This summer, the Black Lives Matter movement called for action. Many museums responded with public statements. The British Museum’s Director, Hartwig Fischer, wrote in a blogpost, ‘I hope that we will find the right ways to allow the Museum to better reflect our societies and our complex, contentious and blended histories, and become more than ever a theatre of human connection.’ Beyond this perplexing sentence, has any real progress been made?
The British Museum reopened this summer with a new ‘Collecting and Empire’ trail. Individual display panels have been placed alongside 15 objects to provide information about each object’s provenance and the historical context in which it was collected.
Unfortunately, but perhaps not surprisingly, the trail is more concerned with defending the museum as an institution than presenting a truthful representation of British colonialism and the museum’s close relationship with it. In its representation of British colonialism, the language deployed is just as strategic and risk-averse as Fischer’s blogpost.
For example, a panel contextualises statues of lions commissioned by pharaoh Amenhotep III for the Temple of Soleb in Upper Nubia, highlighting that the region was ‘then a colony of pharaonic Egypt.’ While this is a historical fact, its inclusion here strategically frames visitors’ understanding of the British Empire in the region – yes, Britain colonised Sudan, but this was nothing new, nothing unique. Does the fact that Sudan was part of the empire of ancient Egypt really have any bearing on its experience of British colonialism?
This focus on the connection between ancient and modern means that the panel avoids confronting the history of British colonialism in Sudan. We read about the collecting practices of an individual – the Duke of Northumberland – and learn that Northern Sudan was under ‘Anglo-Egyptian rule’ in the nineteenth century. This is the only reference to the fact that Sudan was colonised by Britain, and it is a misleading one.
In 1882, Egypt was invaded by Britain and placed under a military occupation that would last until 1922. Throughout the occupation, Egypt was never formally a colony. Instead, a fiction of Egyptian independence was maintained. Rather than being under ‘Anglo-Egyptian rule’, Sudan was under Britain’s control. To suggest otherwise is to perpetuate a colonial myth.

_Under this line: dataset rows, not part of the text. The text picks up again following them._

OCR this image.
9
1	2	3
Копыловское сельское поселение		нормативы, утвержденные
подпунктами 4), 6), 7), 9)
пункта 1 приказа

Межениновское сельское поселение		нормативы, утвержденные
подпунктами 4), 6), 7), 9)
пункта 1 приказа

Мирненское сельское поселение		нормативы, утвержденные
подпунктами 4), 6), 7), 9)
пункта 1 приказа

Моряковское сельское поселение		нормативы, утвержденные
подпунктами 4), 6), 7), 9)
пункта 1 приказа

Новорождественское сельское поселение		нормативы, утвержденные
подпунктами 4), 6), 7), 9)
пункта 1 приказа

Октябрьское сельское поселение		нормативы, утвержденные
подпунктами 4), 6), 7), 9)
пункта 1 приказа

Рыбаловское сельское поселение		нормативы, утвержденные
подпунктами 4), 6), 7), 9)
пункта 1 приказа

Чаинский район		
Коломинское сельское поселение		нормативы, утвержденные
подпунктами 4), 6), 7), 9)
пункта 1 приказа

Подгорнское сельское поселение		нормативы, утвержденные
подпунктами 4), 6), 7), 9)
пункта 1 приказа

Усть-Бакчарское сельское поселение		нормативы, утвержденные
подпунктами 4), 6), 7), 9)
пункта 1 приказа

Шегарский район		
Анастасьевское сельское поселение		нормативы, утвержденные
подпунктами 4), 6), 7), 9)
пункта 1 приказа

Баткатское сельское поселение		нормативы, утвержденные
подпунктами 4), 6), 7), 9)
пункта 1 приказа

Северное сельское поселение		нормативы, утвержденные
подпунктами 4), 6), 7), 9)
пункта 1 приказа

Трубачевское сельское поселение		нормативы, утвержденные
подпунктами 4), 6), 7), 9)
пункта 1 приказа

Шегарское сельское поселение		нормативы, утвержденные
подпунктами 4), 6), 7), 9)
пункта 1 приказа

The panel refers to the fact that Sudan was temporarily independent from ‘Anglo-Egyptian rule’ between 1881 and 1898. What it fails to mention is that this independence was brought to an end through a brutally violent British re-conquest. On 2nd September 1898, the British military expedition destroyed the Mahdist capital of Omdurman, killing over 10,000 people. Forty-seven British forces were killed.
Rather than reflecting ‘complex, contentious and blended histories’, this exhibition specifically marginalises those aspects of Britain’s colonial past that need to be represented and acknowledged. This risks representing British colonialism as an abstract and morally neutral phenomenon. In light of this, does this exhibition do more harm than good?
The momentum of this summer risks being lost by exhibitions such as this. The fact that the government is actively discouraging museums from productively engaging with contested heritage doesn’t help matters. This summer museums pledged to embed meaningful change. This exhibition shows that much more work needs to be done.